When someone composes a story (let’s say a joke) and tells it more than once, perhaps frequently, it will probably improve over time. The gist may or may not stay the same – it really depends on whether the story’s author wants to change it or not. And so we cannot presume the story’s stability as a result of multiple retellings by the person who composed it. All that we can presume is that the author’s intention is consistently present even if the story changes (although even that may be too much, since the author could well feel that an earlier version was better, but find it impossible to remember it exactly).

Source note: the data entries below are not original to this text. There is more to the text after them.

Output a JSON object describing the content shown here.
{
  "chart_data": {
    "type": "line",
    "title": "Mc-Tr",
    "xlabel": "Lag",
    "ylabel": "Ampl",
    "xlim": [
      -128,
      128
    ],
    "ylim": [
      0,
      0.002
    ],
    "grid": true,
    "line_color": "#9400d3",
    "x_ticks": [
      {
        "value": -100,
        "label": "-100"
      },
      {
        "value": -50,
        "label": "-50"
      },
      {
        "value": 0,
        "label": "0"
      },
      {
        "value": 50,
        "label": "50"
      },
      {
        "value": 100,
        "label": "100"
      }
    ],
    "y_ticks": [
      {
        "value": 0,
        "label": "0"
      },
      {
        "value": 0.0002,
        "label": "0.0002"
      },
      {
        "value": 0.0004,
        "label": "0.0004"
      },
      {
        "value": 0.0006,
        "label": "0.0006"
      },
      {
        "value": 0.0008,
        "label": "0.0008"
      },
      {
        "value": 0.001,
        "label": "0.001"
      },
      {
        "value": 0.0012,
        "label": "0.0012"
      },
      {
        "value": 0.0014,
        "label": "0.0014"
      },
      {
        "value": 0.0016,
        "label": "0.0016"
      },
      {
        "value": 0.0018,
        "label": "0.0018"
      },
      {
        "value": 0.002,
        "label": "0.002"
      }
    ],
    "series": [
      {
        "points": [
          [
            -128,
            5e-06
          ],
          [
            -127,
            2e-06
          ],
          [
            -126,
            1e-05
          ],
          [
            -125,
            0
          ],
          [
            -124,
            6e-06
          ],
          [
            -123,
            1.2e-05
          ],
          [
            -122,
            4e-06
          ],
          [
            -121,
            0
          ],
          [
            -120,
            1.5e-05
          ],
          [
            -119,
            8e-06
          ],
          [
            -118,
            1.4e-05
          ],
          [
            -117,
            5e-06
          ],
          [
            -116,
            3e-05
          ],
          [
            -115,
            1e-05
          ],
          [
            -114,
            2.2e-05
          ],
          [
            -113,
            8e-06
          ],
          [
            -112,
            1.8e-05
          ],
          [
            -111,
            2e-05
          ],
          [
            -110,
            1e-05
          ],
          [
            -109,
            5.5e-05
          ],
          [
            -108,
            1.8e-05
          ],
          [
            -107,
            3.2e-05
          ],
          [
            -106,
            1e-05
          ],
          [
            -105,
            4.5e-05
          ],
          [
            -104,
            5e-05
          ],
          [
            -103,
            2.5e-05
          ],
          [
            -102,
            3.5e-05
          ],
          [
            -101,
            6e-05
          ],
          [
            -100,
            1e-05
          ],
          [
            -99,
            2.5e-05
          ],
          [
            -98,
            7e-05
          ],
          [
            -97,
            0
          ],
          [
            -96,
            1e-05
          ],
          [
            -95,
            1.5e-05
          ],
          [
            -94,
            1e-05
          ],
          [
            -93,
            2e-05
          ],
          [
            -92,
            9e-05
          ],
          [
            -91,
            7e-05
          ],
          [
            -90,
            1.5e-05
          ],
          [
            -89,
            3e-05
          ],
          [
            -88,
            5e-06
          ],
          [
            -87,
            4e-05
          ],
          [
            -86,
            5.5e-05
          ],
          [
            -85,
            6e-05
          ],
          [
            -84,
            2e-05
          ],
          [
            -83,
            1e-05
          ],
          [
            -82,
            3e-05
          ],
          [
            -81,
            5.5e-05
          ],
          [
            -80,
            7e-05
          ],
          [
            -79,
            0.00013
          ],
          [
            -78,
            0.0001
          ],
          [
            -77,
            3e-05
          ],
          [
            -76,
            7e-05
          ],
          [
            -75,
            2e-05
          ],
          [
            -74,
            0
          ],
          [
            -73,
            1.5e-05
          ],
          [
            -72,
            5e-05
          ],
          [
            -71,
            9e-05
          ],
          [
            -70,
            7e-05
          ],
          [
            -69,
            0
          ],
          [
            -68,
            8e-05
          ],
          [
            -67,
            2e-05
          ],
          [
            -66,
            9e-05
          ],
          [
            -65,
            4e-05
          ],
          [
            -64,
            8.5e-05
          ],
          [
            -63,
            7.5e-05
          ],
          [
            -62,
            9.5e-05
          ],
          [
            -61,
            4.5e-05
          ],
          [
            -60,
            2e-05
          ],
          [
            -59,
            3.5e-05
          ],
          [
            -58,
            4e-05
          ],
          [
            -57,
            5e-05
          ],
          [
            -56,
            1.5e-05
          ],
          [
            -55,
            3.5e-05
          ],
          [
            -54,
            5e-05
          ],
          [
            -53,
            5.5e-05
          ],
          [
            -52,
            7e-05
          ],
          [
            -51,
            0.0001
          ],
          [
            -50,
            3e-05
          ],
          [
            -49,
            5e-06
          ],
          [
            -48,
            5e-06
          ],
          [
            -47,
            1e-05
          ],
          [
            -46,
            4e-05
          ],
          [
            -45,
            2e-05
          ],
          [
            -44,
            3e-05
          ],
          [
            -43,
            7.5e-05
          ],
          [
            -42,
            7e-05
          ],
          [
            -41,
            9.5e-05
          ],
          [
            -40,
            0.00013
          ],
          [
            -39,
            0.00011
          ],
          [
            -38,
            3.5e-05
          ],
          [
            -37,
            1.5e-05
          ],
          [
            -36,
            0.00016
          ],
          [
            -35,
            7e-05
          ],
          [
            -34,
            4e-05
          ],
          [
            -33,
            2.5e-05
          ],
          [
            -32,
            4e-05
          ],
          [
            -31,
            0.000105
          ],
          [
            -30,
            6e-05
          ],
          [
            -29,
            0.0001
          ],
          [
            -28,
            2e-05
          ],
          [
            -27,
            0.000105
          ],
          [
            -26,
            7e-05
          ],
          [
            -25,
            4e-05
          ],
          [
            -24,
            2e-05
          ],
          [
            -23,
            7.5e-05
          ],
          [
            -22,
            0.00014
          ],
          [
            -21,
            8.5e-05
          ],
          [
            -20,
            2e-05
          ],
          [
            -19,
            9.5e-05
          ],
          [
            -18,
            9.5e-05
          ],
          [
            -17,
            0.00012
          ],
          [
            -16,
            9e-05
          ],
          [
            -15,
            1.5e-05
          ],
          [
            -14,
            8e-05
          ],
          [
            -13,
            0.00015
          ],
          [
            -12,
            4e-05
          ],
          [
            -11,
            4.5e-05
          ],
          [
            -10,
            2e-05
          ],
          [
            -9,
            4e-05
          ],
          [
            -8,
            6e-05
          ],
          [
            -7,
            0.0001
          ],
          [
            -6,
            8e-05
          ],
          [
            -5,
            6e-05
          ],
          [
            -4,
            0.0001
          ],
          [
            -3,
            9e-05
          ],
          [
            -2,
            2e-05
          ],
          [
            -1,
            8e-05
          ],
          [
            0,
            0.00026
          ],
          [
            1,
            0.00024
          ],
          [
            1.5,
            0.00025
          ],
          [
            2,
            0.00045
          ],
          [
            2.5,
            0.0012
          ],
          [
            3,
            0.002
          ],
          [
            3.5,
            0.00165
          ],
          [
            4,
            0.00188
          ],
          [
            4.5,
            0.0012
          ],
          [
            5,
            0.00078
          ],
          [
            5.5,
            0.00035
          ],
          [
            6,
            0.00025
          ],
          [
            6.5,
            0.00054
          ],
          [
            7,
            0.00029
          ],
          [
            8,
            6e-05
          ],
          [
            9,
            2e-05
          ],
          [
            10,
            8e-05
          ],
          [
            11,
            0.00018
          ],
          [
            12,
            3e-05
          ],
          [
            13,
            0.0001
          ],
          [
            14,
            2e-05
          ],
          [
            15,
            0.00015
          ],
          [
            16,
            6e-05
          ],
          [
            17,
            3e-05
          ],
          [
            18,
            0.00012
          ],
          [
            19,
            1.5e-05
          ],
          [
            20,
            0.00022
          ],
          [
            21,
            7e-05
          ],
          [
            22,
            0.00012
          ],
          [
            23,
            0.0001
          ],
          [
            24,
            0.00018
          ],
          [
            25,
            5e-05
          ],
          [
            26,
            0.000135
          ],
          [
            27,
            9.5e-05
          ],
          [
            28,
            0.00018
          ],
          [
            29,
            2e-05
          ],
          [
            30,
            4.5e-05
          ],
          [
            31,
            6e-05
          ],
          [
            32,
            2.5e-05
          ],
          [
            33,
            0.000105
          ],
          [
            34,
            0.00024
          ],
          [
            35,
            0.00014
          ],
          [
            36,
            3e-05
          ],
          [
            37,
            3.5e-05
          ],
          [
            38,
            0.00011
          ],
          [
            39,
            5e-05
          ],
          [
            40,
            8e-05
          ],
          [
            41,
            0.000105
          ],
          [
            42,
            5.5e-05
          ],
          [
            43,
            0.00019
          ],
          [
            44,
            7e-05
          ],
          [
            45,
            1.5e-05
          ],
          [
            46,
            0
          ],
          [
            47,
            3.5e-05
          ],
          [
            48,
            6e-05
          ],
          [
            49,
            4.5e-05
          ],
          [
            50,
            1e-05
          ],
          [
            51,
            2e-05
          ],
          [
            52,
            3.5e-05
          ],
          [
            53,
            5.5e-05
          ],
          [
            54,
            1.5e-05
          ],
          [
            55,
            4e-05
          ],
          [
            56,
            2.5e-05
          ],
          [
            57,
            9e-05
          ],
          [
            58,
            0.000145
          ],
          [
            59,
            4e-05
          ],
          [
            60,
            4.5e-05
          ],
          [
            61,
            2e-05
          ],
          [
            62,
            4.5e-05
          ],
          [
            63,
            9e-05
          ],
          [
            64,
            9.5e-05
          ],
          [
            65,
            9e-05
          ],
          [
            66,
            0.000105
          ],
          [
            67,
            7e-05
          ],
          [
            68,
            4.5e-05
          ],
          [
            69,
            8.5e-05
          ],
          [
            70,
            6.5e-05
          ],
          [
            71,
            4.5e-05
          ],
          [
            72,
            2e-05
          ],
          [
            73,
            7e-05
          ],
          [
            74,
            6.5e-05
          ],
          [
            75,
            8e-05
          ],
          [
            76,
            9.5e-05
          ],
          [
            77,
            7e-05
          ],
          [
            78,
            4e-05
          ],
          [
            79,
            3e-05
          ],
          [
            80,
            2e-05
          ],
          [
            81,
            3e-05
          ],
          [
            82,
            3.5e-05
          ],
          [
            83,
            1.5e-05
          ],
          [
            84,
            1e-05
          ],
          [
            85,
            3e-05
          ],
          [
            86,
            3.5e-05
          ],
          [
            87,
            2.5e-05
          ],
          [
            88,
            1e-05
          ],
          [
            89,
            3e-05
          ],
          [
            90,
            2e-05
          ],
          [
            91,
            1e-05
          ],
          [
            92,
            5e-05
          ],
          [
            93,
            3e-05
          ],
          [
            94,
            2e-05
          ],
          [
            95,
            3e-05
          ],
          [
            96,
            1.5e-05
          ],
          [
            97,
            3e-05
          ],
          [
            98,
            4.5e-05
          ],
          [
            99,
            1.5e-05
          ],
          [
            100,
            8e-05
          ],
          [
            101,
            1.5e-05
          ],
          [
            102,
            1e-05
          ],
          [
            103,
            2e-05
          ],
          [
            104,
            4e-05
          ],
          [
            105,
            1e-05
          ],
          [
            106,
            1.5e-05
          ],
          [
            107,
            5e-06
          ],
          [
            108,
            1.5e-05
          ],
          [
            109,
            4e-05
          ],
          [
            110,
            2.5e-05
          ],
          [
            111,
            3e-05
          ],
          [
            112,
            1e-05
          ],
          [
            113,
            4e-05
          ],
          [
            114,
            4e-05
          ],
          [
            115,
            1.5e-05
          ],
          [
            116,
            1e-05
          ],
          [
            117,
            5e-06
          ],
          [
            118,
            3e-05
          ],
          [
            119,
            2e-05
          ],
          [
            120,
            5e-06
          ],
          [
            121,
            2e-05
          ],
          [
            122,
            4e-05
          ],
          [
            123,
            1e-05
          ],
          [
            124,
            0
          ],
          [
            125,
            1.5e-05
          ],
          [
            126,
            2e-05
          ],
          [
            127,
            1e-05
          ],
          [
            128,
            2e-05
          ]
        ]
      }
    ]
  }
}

If the author of the story never writes it down, then there is simply no basis for the author or anyone else to talk about verbatim reproduction. This is what is meant when experts in the study of oral cultures and oral tradition say that there is “no original version” but only “multiple performances.” The author and/or others can tell the story, and the gist may well remain the same. But the original is never written down, and thus cannot be repeated verbatim even by the author. There is simply no way to do this, or to tell if it has been done, without some method of recording being utilized.

This need not lead to pessimism, except for those who hoped to be able to get Jesus’ precise verbatim words, or those of any other historical figure who delivered an unwritten speech in the era prior to audio recording technologies. We have good reason to conclude that we have the gist of a saying of Jesus in a number of instances, and where translation back into Aramaic uncovers word play and other such features which tend to be recalled, there is reason to think that we may have the very words of Jesus. But such instances will be the exception, rather than the rule, not because of any issue unique to the quest for the historical Jesus, but because of the nature of memory, orality, and history themselves.